The topic for this project is "Up and Coming Video Games," and was selected from browsing the field of eSports (a form of competition using video games) and the video game industry itself. The industry continues to grow, therefore giving a wide availability of content from various social media, company, and gaming platforms. The given task was to analyze the key aspects of video games to predict what next type of video game will be successful and popular to players.
This data would help potential clients pick which creators to support, or help with decisions among their own creative teams to create a successful and popular video game.
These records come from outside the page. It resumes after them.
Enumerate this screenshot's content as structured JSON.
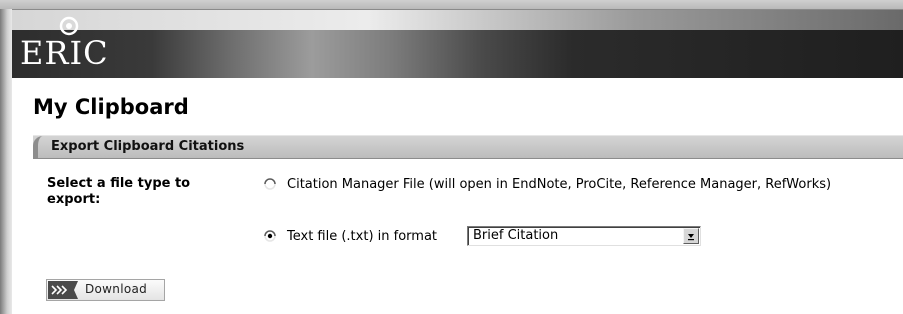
{
  "header": {
    "logo_text": "ERIC"
  },
  "page": {
    "title": "My Clipboard"
  },
  "section": {
    "title": "Export Clipboard Citations"
  },
  "form": {
    "file_type_label": "Select a file type to export:",
    "options": [
      {
        "label": "Citation Manager File (will open in EndNote, ProCite, Reference Manager, RefWorks)",
        "selected": false
      },
      {
        "label": "Text file (.txt) in format",
        "selected": true
      }
    ],
    "format_select": {
      "value": "Brief Citation"
    },
    "download_label": "Download"
  },
  "colors": {
    "section_bar": "#c8c8c8",
    "banner_dark": "#2b2b2b"
  }
}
Using Steam library data, we wanted to determine what features make a video game successful or “popular” to players, and to predict a video game's popularity or success based on given features.
- What features determine a video game’s popularity or success?
- What relations are there between a game’s rating and genre or popular tags?
From Kaggle.com:
- Steam Store Games (Clean dataset)
- Combined data of 27,000 games scraped from Steam and SteamSpy APIs (May 2019)
- Creator: Nik Davis
- Steam Games Complete Dataset
- 40k Steam Games Dataset from Steam shop with detailed data. (June 2019)
- Creator: Alexander Antonov
Final Presentation: Google Slides
Storyboard: Tableau
Utilized Pandas within Jupyter Notebook to explore the datasets and perform cleaning to produce two CSVs: Popular_Tags.csv and Genre.csv. Each contain the video game name, positive review percentage, and split subsequent tags or genre categories.
Further cleaning and analysis was performed using Excel to catch minute errors within the rows of data to allow for clean imports into Postgres, Tableau, and for the machine learning portion.
PostgresSQL was selected for data storage, and a connection string was created to connect to the machine learning notebooks.
The Machine Learning model used for both popular tags and genre was a Logistic Regression Model. The target variable for both models was the "percent_positive_reviews" and the features were the popular tags and genre respectively. The accuracy score for the popular tags Logistic Regression Model was 73%, while the accuracy score for the genre Logistic Regression Model was 70%.
Full report available within Machine Learning Model folder.
Tableau used for visualization creation and for dashboard. The software was also utilized for minor data cleaning when outliers presented themselves within the data sets.
Based on results, the following were determined to be the top areas that a client or creator should take into consideration when creating a popular video game.
- Indie
- Singleplayer
- Action
- Adventure
- Great Soundtrack
- Casual
- Multiplayer
- Strategy
- Atmospheric
- RPG
- Indie
- Action
- Adventure
- Casual
- Strategy
- RPG
- Simulation
A client who is creating a video game startup company may want to consider creating video games that fall under the top 10 popular tags and top 7 genres listed above. After the first year of operation, it is recommended to go ahead and run another set of analyses on the company's success during its first year. Modifications will be made according to the new results each year to make sure that the company is up to speed with its competitors.